The first postembryonic event in the development of the ventral cord in C. elegans is the migration of the 12 precursor (P) cells. We now have 20 independent alleles defective in P cell migrations. Seven ( e1408, e1409, n159, n320 , n331, n368 and n370) define the unc-83 V locus, and the remaining 13 define the unc-84 X locus. All 20 alleles are temperature-sensitive, even though no selection for temperature- sensitivity had been used, and all show variable expressivity. Of the 13 X-linked alleles, all but two are recessive; e1174/+ and n322/+ heterozygotes have, on average, 52 neurons in their ventral cords rather than the normal 57, but are not visibly uncoordinated.

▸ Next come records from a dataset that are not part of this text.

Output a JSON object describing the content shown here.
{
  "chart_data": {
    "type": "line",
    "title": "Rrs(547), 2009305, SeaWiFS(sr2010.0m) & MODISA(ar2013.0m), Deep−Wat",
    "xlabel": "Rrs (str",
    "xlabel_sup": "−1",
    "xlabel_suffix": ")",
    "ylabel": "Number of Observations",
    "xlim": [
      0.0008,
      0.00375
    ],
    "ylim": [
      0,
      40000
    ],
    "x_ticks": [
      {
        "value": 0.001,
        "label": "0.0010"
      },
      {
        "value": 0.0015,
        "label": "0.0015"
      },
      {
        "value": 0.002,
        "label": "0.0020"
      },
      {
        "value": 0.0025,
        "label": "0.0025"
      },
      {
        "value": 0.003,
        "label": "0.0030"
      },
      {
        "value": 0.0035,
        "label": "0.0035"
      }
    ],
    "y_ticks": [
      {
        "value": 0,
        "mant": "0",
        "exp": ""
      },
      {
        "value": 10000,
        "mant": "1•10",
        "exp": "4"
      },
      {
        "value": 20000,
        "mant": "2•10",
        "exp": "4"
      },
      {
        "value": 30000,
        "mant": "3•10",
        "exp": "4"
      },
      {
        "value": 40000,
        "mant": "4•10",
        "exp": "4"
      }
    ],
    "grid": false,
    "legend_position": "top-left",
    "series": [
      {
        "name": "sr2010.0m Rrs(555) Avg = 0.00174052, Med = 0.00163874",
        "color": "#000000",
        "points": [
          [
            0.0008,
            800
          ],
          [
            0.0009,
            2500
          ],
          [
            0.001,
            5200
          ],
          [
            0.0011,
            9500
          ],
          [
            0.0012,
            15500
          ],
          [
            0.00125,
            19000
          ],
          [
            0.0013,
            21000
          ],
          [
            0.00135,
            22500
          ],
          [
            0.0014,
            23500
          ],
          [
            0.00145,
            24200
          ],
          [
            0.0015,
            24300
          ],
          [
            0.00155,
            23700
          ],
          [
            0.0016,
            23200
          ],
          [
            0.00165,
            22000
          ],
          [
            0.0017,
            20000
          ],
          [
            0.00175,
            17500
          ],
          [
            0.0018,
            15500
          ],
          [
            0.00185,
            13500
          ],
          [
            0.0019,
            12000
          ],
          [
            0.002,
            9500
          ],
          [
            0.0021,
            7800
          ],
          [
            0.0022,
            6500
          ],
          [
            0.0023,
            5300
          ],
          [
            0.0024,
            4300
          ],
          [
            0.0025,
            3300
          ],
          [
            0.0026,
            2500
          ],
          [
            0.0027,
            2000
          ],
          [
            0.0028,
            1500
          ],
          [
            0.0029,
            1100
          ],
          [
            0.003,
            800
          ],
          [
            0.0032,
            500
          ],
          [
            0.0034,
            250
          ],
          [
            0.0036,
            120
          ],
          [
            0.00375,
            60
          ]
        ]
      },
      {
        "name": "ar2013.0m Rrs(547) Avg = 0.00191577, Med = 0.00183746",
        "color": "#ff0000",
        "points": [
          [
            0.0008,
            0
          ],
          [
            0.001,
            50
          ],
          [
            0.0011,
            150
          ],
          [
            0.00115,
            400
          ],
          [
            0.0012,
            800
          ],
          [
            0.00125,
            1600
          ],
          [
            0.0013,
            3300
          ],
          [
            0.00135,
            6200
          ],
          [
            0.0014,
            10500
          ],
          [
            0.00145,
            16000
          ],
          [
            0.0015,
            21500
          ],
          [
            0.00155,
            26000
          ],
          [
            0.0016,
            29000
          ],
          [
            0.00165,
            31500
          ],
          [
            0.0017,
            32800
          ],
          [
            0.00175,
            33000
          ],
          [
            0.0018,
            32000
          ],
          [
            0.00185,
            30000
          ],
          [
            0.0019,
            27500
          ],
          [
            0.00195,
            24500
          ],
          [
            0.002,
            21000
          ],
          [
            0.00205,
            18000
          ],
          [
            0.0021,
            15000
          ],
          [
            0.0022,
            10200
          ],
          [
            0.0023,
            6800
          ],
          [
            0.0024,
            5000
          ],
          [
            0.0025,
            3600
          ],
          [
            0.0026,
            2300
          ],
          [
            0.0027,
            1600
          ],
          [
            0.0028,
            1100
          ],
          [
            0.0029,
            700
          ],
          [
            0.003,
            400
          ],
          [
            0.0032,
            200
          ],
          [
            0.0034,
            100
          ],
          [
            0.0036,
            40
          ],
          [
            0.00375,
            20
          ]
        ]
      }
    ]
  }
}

Complementation studies of the 13 alleles of the unc-84 locus, when analyzed by ventral cord counts, define four classes: Class I (e1174, e1411, n322), Class II (e1410, e1748, n296, n321, n399), Class III ( e1412, n323, n371)and Class IV ( n369, n400). Class I complements II but not I. Class II complements I but not II. Class III partially complements Class I but does not complement II or III. Class IV fails to complement any of the classes. We know that members of the Classes I and II map in the same general region, but the precise nature of the unc-84 locus remains to be determined. Cord counts were made using a DAPI (4'-6-diamidino-2-phenylindole di- hydrochloride, Polysciences, Inc.) staining protocol based upon previously developed techniques of D. Albertson, M. Chalfie and S. Ward. (We have found that DAPI quenches much less quickly than Hoechst 33258.) Worms are picked into a 3-5 lambda drop of water placed on a slide. A few drops of Carnoy's fixative (6:3:1; absolute ethanol:chloroform:glacial acetic acid) are dropped onto the worms using a Pasteur pipette and the slide is then allowed to air dry. ( The slide will keep in this state for several days.) Once dry, 3-5 lambda of stain (1 ml of water: 1-2 lambda of phenoxypropanol:1-2 lambda of 1 mg/ml DAPI) is placed on the slide and a coverslip is laid on top. Nuclei can then be observed immediately using fluorescence microscopy as for Hoechst 33258. Single animals can also be reliably stained using this protocol.